RE-Juicing the Common Ground with Rowan Duczek
Service is a complex term because of its linguistic closeness to servitude, and can be a delight or a chore. I presume many of us will have experienced service by people who did not want to serve, the bored shop assistant or the arrogant waiter, and it is a demeaning experience. Good, enjoyable service has more in common with Play than with Duty. Play involves attention, focus and fun, while service linked to Duty can become stale and foster resentment.

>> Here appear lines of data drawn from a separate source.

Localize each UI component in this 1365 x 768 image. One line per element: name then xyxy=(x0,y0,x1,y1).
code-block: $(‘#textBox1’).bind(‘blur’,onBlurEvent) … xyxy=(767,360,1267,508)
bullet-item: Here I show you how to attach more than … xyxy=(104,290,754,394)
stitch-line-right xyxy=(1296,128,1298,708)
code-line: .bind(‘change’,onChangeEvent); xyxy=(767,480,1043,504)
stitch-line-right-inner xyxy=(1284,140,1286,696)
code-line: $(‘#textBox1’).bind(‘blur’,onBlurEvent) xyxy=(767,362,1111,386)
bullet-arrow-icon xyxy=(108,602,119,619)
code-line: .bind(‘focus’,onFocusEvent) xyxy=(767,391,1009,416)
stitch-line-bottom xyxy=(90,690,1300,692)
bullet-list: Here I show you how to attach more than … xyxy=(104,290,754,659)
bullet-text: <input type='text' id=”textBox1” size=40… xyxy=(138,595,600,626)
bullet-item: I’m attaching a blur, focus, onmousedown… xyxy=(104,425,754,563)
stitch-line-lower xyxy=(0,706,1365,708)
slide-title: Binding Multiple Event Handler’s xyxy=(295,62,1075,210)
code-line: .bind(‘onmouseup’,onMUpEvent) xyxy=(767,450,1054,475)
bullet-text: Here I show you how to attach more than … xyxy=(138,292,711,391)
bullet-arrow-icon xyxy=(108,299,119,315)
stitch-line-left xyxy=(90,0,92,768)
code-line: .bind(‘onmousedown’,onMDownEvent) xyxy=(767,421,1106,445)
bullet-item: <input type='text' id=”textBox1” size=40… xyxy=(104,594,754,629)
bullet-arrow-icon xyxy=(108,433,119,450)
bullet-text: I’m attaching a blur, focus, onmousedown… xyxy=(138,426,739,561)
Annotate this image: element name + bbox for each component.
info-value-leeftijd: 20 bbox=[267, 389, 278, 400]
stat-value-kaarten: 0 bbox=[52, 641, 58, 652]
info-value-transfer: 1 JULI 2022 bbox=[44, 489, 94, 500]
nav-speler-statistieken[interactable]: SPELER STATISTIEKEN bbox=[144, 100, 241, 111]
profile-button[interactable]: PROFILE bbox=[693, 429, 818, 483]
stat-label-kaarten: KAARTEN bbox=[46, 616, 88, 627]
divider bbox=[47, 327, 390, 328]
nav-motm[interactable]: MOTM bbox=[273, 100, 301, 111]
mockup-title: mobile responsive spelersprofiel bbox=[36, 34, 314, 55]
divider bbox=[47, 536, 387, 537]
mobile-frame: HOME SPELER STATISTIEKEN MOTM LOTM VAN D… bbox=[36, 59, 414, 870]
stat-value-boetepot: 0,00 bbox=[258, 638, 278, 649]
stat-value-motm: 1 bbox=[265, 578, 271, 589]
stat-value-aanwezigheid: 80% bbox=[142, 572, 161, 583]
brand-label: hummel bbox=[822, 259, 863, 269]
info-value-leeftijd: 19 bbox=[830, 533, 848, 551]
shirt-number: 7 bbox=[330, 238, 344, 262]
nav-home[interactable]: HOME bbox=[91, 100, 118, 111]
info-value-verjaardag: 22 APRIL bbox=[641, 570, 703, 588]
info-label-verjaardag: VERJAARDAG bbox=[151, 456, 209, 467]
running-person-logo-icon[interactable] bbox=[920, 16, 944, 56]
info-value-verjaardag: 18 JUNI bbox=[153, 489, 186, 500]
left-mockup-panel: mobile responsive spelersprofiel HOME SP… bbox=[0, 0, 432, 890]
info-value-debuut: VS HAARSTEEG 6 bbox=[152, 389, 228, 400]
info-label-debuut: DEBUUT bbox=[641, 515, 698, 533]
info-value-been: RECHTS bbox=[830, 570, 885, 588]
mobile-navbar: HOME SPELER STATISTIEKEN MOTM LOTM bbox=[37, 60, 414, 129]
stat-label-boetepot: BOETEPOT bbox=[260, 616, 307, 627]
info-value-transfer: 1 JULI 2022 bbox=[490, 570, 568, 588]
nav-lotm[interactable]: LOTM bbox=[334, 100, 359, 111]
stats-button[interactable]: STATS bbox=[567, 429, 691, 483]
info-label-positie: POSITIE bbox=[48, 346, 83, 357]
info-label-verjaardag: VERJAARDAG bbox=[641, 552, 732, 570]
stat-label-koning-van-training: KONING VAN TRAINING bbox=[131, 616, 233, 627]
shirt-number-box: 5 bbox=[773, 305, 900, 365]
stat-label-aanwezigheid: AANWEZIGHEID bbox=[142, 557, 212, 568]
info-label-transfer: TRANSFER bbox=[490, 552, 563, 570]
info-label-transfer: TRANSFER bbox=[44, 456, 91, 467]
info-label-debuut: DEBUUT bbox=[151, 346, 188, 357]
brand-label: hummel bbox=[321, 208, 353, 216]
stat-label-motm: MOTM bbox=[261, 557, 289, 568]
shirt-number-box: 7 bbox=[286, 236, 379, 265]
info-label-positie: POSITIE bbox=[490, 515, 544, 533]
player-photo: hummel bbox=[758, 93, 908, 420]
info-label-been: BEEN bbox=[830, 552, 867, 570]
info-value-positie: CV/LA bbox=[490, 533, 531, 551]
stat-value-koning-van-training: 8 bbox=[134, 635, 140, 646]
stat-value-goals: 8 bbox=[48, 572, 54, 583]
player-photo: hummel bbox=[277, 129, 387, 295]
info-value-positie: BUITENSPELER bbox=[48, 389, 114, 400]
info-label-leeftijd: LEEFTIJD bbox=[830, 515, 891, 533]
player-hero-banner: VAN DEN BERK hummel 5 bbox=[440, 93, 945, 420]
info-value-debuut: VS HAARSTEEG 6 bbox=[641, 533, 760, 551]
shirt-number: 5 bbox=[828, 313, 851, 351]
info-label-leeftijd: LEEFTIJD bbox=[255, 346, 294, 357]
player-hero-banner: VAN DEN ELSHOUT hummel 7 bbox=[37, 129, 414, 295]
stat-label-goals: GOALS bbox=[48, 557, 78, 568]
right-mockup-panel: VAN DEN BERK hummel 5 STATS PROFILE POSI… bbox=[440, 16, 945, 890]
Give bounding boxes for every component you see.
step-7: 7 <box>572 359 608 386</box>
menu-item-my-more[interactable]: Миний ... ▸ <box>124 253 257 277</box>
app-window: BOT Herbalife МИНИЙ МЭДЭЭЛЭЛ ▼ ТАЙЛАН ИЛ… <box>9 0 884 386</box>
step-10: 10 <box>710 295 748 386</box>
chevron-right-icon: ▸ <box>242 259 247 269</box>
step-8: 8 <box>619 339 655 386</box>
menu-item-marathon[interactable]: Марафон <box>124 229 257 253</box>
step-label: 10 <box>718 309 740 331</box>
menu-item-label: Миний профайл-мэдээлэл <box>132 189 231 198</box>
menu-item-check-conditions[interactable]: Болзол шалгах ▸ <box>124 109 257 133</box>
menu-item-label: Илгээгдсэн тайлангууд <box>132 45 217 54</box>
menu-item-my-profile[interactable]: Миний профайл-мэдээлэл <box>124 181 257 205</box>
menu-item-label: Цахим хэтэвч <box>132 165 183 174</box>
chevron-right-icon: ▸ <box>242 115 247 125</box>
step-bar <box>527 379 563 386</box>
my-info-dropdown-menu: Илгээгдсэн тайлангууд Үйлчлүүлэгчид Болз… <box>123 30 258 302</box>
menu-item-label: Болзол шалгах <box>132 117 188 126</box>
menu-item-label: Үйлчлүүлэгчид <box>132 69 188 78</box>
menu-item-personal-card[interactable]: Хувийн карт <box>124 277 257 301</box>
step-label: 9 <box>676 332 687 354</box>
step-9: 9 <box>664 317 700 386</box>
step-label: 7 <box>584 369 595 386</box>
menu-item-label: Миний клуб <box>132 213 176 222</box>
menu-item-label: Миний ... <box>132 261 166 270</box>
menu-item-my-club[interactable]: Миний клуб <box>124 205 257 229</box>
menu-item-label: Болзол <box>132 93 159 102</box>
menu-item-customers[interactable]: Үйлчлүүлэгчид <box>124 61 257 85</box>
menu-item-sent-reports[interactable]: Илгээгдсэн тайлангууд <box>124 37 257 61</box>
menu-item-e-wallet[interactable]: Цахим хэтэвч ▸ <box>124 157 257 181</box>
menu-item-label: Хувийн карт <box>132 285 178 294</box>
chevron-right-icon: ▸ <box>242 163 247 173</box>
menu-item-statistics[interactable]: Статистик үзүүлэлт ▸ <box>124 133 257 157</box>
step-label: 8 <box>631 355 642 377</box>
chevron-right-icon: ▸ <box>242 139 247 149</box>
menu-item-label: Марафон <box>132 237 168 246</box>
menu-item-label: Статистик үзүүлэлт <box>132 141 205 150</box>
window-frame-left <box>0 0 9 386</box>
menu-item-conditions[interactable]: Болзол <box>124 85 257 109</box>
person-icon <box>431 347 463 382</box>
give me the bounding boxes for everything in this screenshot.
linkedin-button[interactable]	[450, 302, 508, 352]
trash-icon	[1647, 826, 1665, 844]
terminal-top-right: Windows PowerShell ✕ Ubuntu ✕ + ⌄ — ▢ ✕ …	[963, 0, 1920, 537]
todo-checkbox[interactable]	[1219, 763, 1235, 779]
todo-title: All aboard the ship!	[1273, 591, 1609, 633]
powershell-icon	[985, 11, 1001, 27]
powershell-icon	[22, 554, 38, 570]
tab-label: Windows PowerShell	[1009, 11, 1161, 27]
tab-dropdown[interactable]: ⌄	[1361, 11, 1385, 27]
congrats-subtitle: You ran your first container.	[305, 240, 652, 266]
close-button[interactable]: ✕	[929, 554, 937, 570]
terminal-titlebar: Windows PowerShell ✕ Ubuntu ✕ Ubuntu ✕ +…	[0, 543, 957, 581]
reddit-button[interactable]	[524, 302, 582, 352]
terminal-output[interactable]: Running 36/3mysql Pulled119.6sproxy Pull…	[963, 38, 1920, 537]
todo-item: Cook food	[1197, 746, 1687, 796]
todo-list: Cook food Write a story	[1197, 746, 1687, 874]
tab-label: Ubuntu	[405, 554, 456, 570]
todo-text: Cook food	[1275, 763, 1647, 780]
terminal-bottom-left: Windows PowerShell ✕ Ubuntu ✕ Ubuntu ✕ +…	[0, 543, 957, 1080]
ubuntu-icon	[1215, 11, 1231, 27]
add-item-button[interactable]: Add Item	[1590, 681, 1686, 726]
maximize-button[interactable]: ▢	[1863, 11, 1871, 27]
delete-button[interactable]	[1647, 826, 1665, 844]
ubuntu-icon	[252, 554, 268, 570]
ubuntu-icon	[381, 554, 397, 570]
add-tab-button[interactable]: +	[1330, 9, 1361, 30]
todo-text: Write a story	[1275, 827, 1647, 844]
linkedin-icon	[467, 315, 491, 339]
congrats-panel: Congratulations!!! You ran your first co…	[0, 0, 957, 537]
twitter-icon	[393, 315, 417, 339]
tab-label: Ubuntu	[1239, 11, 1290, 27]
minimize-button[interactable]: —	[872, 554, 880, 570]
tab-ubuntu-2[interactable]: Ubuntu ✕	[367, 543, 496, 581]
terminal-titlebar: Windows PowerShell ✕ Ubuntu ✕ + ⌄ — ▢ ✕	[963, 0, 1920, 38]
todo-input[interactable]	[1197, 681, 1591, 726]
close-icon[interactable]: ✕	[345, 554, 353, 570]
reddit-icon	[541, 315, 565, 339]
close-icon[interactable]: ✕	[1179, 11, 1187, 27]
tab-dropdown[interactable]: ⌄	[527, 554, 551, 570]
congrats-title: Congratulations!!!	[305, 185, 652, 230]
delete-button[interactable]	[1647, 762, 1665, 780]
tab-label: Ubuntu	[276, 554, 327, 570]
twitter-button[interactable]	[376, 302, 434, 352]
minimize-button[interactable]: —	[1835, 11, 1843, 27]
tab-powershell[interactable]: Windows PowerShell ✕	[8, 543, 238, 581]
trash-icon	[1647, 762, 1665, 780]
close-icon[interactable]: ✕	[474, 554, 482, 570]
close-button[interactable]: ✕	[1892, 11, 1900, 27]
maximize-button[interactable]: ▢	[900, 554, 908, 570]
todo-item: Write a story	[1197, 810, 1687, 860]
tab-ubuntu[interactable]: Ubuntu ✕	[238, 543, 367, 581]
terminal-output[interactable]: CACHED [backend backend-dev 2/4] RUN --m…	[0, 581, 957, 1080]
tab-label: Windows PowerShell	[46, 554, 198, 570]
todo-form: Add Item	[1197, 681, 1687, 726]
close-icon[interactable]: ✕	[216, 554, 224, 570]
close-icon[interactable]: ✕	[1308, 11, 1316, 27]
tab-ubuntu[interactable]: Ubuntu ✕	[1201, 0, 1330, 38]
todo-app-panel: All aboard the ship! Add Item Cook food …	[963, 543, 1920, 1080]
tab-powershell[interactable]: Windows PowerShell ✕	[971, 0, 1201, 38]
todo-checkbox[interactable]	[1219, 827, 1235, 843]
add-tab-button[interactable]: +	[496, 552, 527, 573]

Within the spiritual and New Age literature one finds terms like ‘being a World Server’ or an ‘Emissary of Light’ that sound very grandiose. For me, service is a quiet and most of all a natural activity that nourishes both, giver and receiver. I have a garden and Nature gives so generously if I put some effort in, and so it is with people and projects. Possibly, a healthy attitude to service entails that it is given without the secret desire for praise and acknowledgement.
Some 50 years ago my mum – mother of 5 daughters – said in a grave voice, “A woman’s role is to serve” and my rebellious 14 year old self shot back, “I will NEVER serve!” Now, looking back, it seems that I have served my own little family all my life, as parents do. But I also create spaces to nourish myself. After the quick succession of her children leaving home, my mum needed years to get in touch again with her own needs and undoubted creative talents. Perhaps, service is ultimately a question of balance and proportion. It is helpful to ask oneself honestly, “Why am I doing this and what is my intention?” Once clear on these points, it bypasses the sense of ‘feeling used’ or any notion of self-aggrandisement
- Have you experienced positive, life-affirming service either as a giver or receiver?
- Were there times when service has felt like a chore, and why?
- How do you create spaces that nourish you?